Sometimes serendipity presents you with an opportunity to educate those who are confused by the claims of Intelligent Design and somewhat unfamiliar with evolutionary theory. So let me start with the answer and then look at the question.
Genetic Programming (GP) has a proven capability to routinely evolve software that provides a solution function for the specified problem. Prior work in this area has been based upon the use of relatively small sets of pre-defined operators and terminals germane to the problem domain. This paper reports on GP experiments involving a large set of general purpose operators and terminals. Specifically, a microprocessor architecture with 660 instructions and 255 bytes of memory provides the operators and terminals for a GP environment. Using this environment, GP is applied to the beginning programmer problem of generating a desired string output, e.g., “Hello World”. Results are presented on: the feasibility of using this large operator set and architectural representation; and, the computations required to breed string outputting programs vs. the size of the string and the GP parameters employed.

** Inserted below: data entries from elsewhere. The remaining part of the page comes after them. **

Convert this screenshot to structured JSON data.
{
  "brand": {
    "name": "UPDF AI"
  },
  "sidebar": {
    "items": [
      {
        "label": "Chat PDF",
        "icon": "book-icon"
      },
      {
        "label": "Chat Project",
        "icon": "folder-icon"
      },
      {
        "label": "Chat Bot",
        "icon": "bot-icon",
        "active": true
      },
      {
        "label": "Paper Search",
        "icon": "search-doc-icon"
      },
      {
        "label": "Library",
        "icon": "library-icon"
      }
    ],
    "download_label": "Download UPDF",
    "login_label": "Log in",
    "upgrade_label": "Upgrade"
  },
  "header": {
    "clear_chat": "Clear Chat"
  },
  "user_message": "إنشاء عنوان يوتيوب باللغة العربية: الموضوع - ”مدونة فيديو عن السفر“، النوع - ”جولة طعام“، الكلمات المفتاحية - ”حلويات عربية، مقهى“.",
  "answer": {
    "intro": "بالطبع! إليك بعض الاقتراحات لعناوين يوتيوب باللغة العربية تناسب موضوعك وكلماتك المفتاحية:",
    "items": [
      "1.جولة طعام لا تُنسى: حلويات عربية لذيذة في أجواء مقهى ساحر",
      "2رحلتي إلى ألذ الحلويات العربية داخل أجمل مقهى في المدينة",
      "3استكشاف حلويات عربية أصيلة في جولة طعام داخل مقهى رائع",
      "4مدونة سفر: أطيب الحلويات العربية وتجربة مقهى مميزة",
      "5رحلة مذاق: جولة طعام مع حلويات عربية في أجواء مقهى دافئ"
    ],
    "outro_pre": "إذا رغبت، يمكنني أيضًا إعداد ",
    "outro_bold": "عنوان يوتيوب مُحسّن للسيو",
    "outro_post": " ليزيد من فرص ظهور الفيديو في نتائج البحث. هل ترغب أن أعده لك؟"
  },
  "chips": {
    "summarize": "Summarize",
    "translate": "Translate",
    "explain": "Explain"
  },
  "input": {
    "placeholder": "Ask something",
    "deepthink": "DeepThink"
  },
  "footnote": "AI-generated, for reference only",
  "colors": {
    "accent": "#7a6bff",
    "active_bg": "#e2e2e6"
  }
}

Genetic Evolution of Machine Language Software Ronald L. Crepeau NCCOSC RDTE Division San Diego, CA 92152-5000 July 1995
From Figure 5 it can be seen that this run achieved a correct output (fitness = 352) at about 150,000 spawnings (100 to 1200 generations). By about 450,000 spawnings, the agent was composed of less than 100 instructions. Ultimately, the agent size reduced to 58 instructions before the process was terminated.
Of course, the question proposed at Uncommon Descent is flawed for many reasons. In fact, an unfamiliarity with evolutionary theory combined with a false analogy quickly results in what is known as a strawman argument.
What is the probability of arriving at our Hello World program by random mutation and natural selection?
Pretty darn good as I have shown.
How many simpler precursors are functional, what gaps must be crossed to arrive at those islands of function, and how many simultaneous random changes must be made to cross those gaps? How many random variants of these 66 characters will compile? How many will link and execute at all, or execute without fatal errors? Assuming that our program has already been written, what is the chance of evolving it into another, more complex program that will compile, link, execute and produce meaningful output?
I’d love to see some research in this area. Appeal to ignorance is not really that appealing to me. These are excellent questions and should be answered before rejecting the plausibility in a somewhat ad hoc fashion. It’s time to abandon these ‘just so stories’ and do some real scientific work.
Of course, one may object to my choice of method and one may raise a myriad of objections based on the (unjustified) claim that the method required significant intelligent design or the fact that the fitness function is smooth, and so on but it shows that under ‘reasonable assumptions’ natural selection and variation can indeed create the required output string. In fact, this is hardly surprising given the state of knowledge about evolutionary computing.
Perhaps, it would be better if ID activists would present an argument based on an analogy which shows at least some minimum similarity with evolution such as for instance a redundant genotype-phenotype mapping, self-replications, and a way to introduce selection into the process in an acceptable format or replacing a single fixed goal with a more realistic evolutionary goal. As Lenski and others have shown however, that the processes of variation and chance can indeed generate complexity and even irreducibly complex systems.
In the end the question is not much dissimilar from Dawkin’s “Weasel” example and thus all known limitations apply. So what have we learned from this example?
- That a quick google search can once again answer many of the questions
- Intelligent Design once again excels at creating strawmen
- Intelligent Design once again lacks scientific relevance
- In fact, most of the argument was based on one from ignorance GilDodgen wrote: > I can’t answer these questions, but this example should give you a feel for the unfathomable probabilistic hurdles that must be overcome to produce the simplest of all computer programs by Darwinian mechanisms.
While indeed the hurdles may appear intuitively to be unfathomable, it quickly becomes clear that a combined process of variation AND selection can be very efficient in overcoming these hurdles. Dawkins already showed this several decades ago.